Seeking to investigate the effectiveness of his and other psychotherapy approaches with inmates, Morgan enrolled in Oklahoma State's counseling psychology PhD program in 1995. In the late 1990s, he bolstered his corrections résumé with a predoctoral internship at the Federal Correctional Institution at Petersburg, Va., and a postdoctoral fellowship in forensic psychology at the University of Missouri-Kansas City School of Medicine and the Missouri Department of Mental Health. After that, he took a position as an assistant professor in the counseling psychology division at Texas Tech University in Lubbock--while consulting as associate clinical and forensic director with the Lubbock Regional Mental Health and Mental Retardation Center.

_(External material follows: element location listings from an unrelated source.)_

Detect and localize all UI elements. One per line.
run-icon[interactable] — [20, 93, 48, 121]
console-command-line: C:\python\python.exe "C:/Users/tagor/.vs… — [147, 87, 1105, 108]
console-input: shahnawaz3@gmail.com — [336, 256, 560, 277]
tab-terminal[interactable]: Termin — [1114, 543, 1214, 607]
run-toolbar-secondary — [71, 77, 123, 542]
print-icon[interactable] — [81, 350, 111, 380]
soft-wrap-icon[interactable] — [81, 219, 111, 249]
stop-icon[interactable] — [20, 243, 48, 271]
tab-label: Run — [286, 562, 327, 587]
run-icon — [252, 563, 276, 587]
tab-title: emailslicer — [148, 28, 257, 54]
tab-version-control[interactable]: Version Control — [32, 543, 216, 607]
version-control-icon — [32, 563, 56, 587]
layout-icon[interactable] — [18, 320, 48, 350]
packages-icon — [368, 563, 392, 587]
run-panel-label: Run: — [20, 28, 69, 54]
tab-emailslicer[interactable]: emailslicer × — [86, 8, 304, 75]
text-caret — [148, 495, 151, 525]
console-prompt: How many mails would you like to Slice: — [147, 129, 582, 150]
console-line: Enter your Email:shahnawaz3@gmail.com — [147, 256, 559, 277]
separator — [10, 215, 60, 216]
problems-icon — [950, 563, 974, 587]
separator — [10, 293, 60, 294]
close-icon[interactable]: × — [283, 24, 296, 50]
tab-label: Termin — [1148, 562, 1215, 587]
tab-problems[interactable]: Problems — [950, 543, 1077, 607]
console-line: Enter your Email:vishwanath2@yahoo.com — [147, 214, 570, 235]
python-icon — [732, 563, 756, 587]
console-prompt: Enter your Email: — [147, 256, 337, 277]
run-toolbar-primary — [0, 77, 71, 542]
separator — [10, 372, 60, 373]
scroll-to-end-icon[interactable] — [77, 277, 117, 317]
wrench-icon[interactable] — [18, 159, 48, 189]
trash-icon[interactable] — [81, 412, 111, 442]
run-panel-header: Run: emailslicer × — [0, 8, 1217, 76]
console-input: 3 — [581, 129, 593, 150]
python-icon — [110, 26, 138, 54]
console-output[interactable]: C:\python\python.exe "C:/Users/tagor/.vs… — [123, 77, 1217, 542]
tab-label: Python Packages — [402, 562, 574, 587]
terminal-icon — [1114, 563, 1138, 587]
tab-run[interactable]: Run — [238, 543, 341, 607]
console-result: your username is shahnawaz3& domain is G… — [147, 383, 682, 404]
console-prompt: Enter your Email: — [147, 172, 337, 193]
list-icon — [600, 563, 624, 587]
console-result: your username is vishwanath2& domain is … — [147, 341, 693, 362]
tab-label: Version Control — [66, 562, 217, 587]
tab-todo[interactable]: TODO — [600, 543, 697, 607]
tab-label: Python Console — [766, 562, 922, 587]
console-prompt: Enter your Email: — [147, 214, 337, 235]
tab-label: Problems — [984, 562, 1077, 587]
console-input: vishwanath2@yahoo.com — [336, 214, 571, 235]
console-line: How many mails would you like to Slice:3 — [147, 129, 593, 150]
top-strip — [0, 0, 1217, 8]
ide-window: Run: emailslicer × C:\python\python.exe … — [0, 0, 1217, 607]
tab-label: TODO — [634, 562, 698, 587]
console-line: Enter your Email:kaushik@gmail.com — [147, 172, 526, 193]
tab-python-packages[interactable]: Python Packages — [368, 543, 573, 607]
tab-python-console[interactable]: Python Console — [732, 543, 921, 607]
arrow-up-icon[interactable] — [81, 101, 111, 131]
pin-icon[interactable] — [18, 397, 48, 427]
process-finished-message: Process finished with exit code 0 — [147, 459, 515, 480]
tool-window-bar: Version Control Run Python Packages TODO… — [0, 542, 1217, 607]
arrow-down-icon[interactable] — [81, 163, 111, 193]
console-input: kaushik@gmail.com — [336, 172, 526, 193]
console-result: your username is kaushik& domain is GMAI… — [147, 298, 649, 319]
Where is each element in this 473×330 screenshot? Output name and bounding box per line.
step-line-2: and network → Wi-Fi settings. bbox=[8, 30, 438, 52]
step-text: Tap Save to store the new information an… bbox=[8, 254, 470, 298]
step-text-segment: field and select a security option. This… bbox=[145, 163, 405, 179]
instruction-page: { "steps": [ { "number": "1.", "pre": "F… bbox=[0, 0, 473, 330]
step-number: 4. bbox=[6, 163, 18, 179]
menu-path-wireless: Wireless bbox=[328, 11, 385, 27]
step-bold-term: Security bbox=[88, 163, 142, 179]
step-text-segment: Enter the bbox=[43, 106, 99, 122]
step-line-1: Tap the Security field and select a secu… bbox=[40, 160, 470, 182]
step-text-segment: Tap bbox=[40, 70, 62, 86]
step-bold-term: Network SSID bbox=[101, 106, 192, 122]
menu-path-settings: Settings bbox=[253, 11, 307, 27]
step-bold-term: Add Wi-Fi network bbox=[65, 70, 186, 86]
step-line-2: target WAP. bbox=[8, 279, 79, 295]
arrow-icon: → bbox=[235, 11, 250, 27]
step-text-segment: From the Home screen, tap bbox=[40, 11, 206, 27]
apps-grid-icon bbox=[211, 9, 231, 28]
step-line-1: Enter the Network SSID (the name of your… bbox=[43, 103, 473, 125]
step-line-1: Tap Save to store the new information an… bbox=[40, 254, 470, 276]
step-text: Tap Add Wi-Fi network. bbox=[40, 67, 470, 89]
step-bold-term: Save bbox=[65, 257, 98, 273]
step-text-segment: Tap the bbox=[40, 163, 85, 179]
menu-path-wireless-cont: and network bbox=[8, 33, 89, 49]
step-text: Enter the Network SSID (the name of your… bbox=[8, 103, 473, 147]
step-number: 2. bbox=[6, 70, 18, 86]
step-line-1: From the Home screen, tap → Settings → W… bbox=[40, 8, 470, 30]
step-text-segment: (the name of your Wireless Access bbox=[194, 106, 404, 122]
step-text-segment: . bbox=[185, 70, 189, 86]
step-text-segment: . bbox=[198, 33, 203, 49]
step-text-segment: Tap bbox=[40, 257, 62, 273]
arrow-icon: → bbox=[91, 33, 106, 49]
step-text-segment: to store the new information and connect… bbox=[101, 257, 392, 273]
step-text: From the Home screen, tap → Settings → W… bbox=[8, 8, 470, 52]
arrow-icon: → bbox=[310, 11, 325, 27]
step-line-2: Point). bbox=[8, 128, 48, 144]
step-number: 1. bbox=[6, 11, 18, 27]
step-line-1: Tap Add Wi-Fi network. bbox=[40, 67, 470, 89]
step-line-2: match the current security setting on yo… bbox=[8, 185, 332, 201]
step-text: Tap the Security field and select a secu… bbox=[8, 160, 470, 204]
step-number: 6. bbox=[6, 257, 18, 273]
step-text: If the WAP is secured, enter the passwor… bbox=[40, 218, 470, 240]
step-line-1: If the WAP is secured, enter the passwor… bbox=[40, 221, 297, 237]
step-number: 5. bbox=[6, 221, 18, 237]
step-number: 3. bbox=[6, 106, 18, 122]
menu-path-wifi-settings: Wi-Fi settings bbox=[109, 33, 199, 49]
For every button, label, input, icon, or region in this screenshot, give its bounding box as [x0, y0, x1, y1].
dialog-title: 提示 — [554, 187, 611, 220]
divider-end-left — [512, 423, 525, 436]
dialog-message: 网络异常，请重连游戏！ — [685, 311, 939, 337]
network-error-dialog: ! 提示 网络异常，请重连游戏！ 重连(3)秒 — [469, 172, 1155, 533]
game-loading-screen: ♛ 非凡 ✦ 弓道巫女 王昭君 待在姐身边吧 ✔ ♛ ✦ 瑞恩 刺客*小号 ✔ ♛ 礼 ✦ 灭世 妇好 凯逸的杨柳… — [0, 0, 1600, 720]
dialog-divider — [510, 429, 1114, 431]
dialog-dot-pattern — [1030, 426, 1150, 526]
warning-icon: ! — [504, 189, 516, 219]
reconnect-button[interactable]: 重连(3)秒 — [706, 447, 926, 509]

Morgan's numerous studies on prisoners' psychological needs include a meta-analysis of 26 empirical studies on group psychotherapy effectiveness with the incarcerated. Published last year in Group Dynamics: Theory, Research, and Practice (Vol. 6, No. 3) with psychologist David B. Flora, PhD, the study found that group therapy with inmates improves their psychological functioning and prison adjustment, as compared with control groups.

Such analyses are only the beginning, Morgan says. "The dearth of research evaluating the effectiveness of basic mental health services remains the main service gap in prisons," he explains. Certainly Morgan has heard the call. He's developing grants from the National Institutes of Health to study mentally disordered offenders and from Texas Tech's Research Enhancement Fund to study inmates' perceptions of mental health services. He's also developing research-based therapy programs for inmates, which he intends to put in the hands of mental health providers.

Once he's developed a few such programs, he plans to take them for a test run in a prison--with a few doctoral students in tow. "It'll give me a chance to expose them to the opportunities and needs of offenders," he says, and perhaps to launch a few careers.